By daylight we would almost always have a good mess of fish and crabs to eat.

The toll gate was a dime in those days, and gas was $.24 a gallon.


----------



## banjovie (Nov 1, 2008)

Thats all i do is wade gig. You cant cover as much ground, but you can go a few places boats cant. Here is my set up.




































The set up wasnt bad to make. about $50 all together minus the battery.

I havn't done it in the gulf sid, but i heard it is good.


----------



## Death From Above (Sep 28, 2007)

I can get my boat in anywhere you can take that.


----------



## collardncornbread (Sep 28, 2009)

> *Emerald Ghost (11/19/2009)*I did many years ago along (Soundside) Quietwater Beach.
> Had a 10" Jon boat a couple flounder lights and gigs, a crab net and a 9 foot mullet net.
> By daylight we would almost always have a good mess of fish and crabs to eat.
> The toll gate was a dime in those days, and gas was $.24 a gallon.
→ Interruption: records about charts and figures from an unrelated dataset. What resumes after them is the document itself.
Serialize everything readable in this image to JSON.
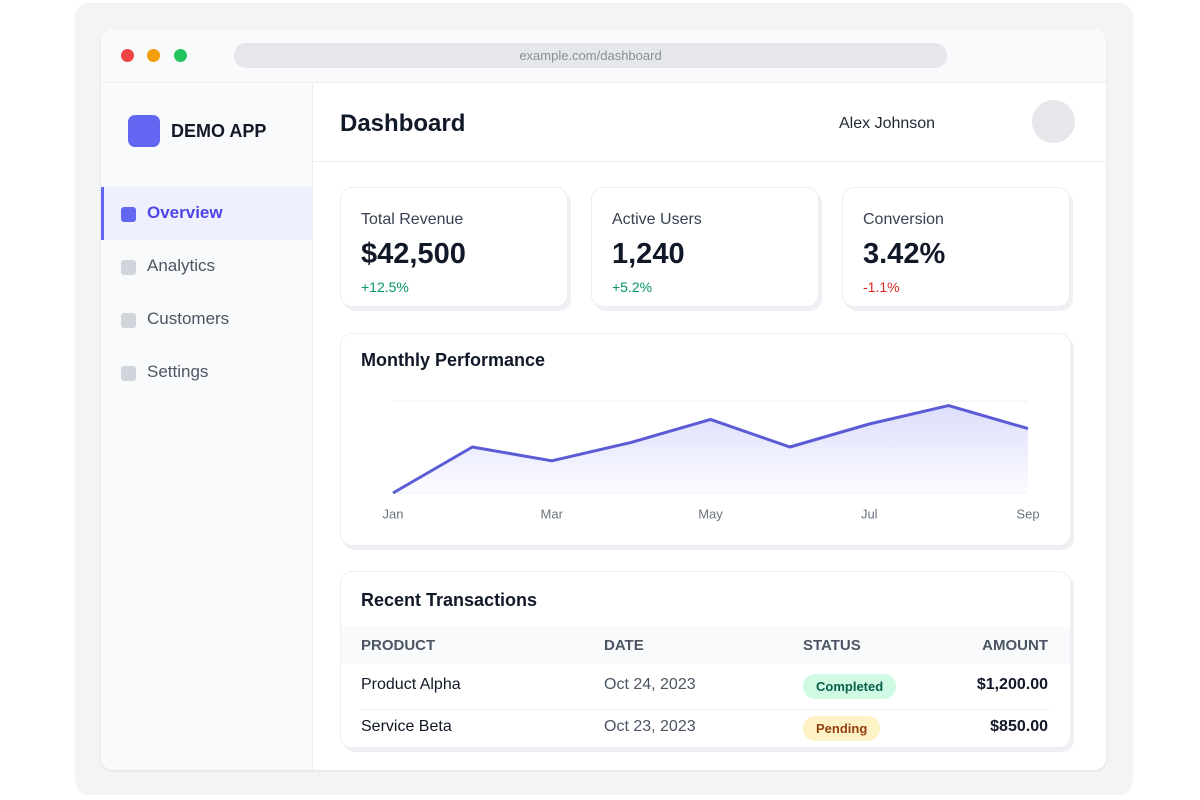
{
  "browser": {
    "url": "example.com/dashboard"
  },
  "sidebar": {
    "brand": "DEMO APP",
    "nav": [
      "Overview",
      "Analytics",
      "Customers",
      "Settings"
    ]
  },
  "header": {
    "title": "Dashboard",
    "user": "Alex Johnson"
  },
  "stats": [
    {
      "label": "Total Revenue",
      "value": "$42,500",
      "change": "+12.5%"
    },
    {
      "label": "Active Users",
      "value": "1,240",
      "change": "+5.2%"
    },
    {
      "label": "Conversion",
      "value": "3.42%",
      "change": "-1.1%"
    }
  ],
  "chart_data": {
    "type": "line",
    "title": "Monthly Performance",
    "categories": [
      "Jan",
      null,
      "Mar",
      null,
      "May",
      null,
      "Jul",
      null,
      "Sep"
    ],
    "values": [
      0,
      50,
      35,
      55,
      80,
      50,
      75,
      95,
      70
    ],
    "color": "#5b5bd6",
    "ylim": [
      0,
      100
    ]
  },
  "table": {
    "title": "Recent Transactions",
    "columns": [
      "PRODUCT",
      "DATE",
      "STATUS",
      "AMOUNT"
    ],
    "rows": [
      [
        "Product Alpha",
        "Oct 24, 2023",
        "Completed",
        "$1,200.00"
      ],
      [
        "Service Beta",
        "Oct 23, 2023",
        "Pending",
        "$850.00"
      ]
    ]
  }
}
YEP...ME TOO. AND THE CROSS WAS THE LAST PLACE GOING TOWARDS FT PICKENS WHERE THERE WAS ANY BUILDINGS. MY DAD LOST SEVERAL DIMES THERE, WE BOYS DIDN'T ALWAYS HIT THE BASKET.IF THE FLOUNDER WASNT LAYING, DAD WOULD PUT A RED SNAPPER HEAD ON A ROPE. TOSS IT OUT FOR A WHILE, AND SLOWLY PULL IT IN, WHILE MOM AND US BOYS STOOD STILL AND HELD CRAB NETS.

YEP!!! WE DID IT..:usaflag


----------



## 2112 (May 4, 2008)

I have gigged off the beach before and did Ok but the bays are mo betta.


----------